よく刀と槍でどちらが強いかと言う論争になるが、同じ技量の者同士が戦った場合、刀では槍に勝つことは不可能である。
懐に入り込まれたら槍は弱いと言うのは幻影なのだ。
そんなわけで親戚から譲り受けた槍を使っている。
槍自体、全て鉄製でかなり丈夫な作りである為、多少の無理は可能だ。
防具は一般的なプロテクター、警察などで使われているボディアーマーとヘッドライト付きのヘルメットである。

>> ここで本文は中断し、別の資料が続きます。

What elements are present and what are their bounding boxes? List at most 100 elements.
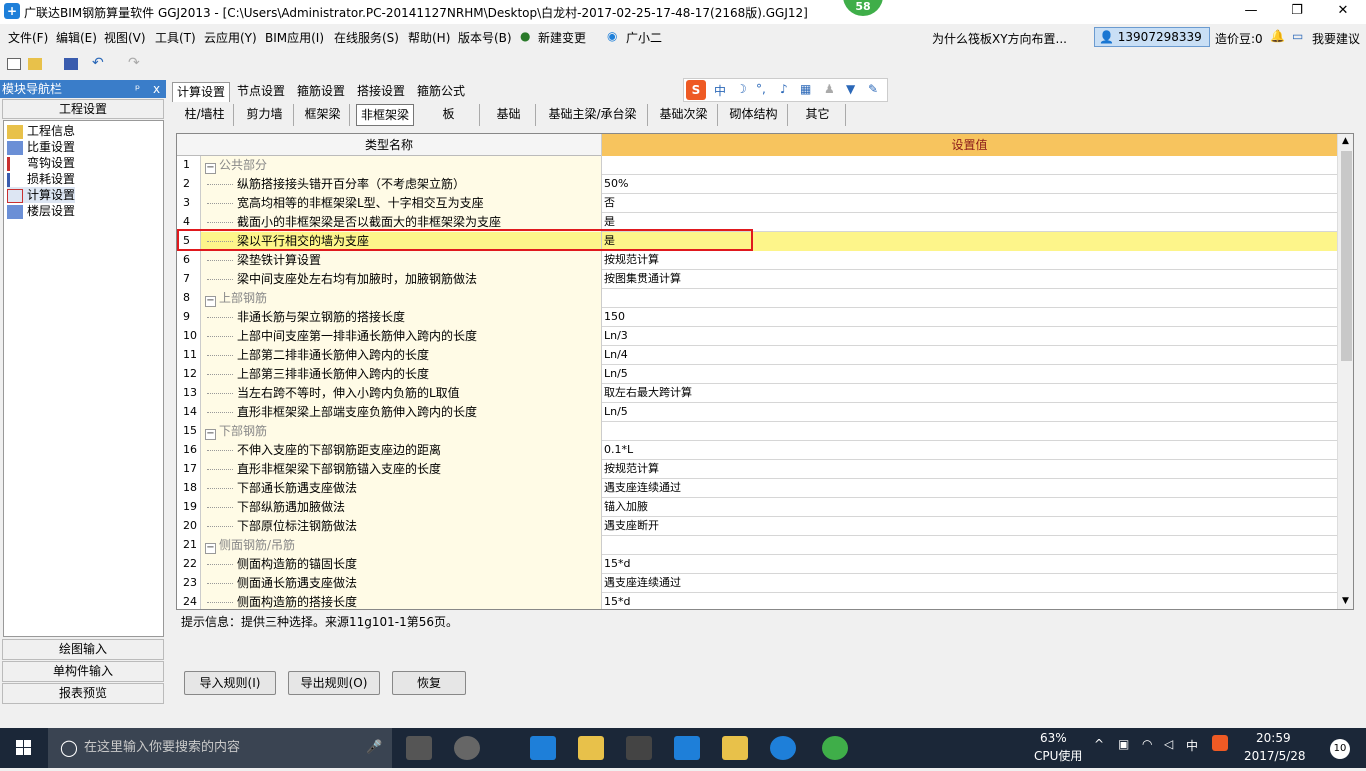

武器防具を合わせると結構な大きさであるがバックパックの中に収められていた。
これもレベルアップ時に習得できるスキル、“アイテムボックス化”のおかげである。
このスキルは任意の袋をアイテムボックス化することが出来る。
アイテムボックス化できるのは1スキルにつき1つまでであり、2つ目が欲しければもう一度習得しなければならない。
収納個数は探検者のレベルにより大きくなる。
その為、低レベルで二つ目を取る人は稀である。
俺はLv2でアイテムボックスのスキルをLv3で危険感知のスキルを取っている。
(この辺りがダンジョンへの出向を言われた原因かもしれない。)
俺は槍を構えるとゆっくりとダンジョンを進んで行く。
ダンジョンは複数階層で構成され、五階層ごとにボスと言われるモンスターが存在する。
一階層ではダイアーラットやブラックドッグの動物型かスケルトンの様な低級アンデット、ジャイアントアメーバーと言われる低級スライムが出現する。
この階層では特に気をつける敵はいない。
ヘッドライトが照らす薄暗い中を槍を構えて進んで行く。
(久しぶりのダンジョンなので緊張するね。)
しかし先ほどから誰一人として会わない。
今は平日の昼間だし、いつも来ている人たちはもっと下の階層に行ったのだろう。
目の前には少し開けた部屋がある。
ここで地図を確認するか、と、一歩を踏み出そうとした時、頭に何やら危険信号が灯る。
寸前のところで止まると、上から巨大な粘液状の物体が降ってきた。
ジャイアントアメーバーだ。
俺は急いでバックパックからカラフルなボールを取り出しスライムに投げつける。
ボールはスライムに当たるとその水分を吸収し何十倍の大きさに膨れ上がる。
「もう一つ必要か・・・。」
更にもう一つ追加するとさすがのアメーバーも水分が無くなってその内光に変わった。
「高分子吸収剤のボールは便利だけど、大きくなったらかさ張るのがなぁ・・・。」
アメーバーの光が消えた後には少し暗い青緑色の塊が残されていた。
「鉄か・・・純度が高いからこのままだと使えないんだよな。」
鋼にするには炭素を0.04~2%ほど加える必要があるがはっきり言うとそんな設備は会社にない。
「面倒だが持って帰るか。」
鉄鉱石や使用後の高分子吸収剤はかさ張るばかりである。
高分子吸収剤が元通りにとはいかなくても少し小さくなれば少しはましなのだが・・・。
・・・・・
・・・・・
・・・そうか。携帯用乾燥機だ。大きくなった高分子吸収剤がいくつか入るくらいの。
俺は製品のアイデアを送る為、早々とダンジョンを出るのであった。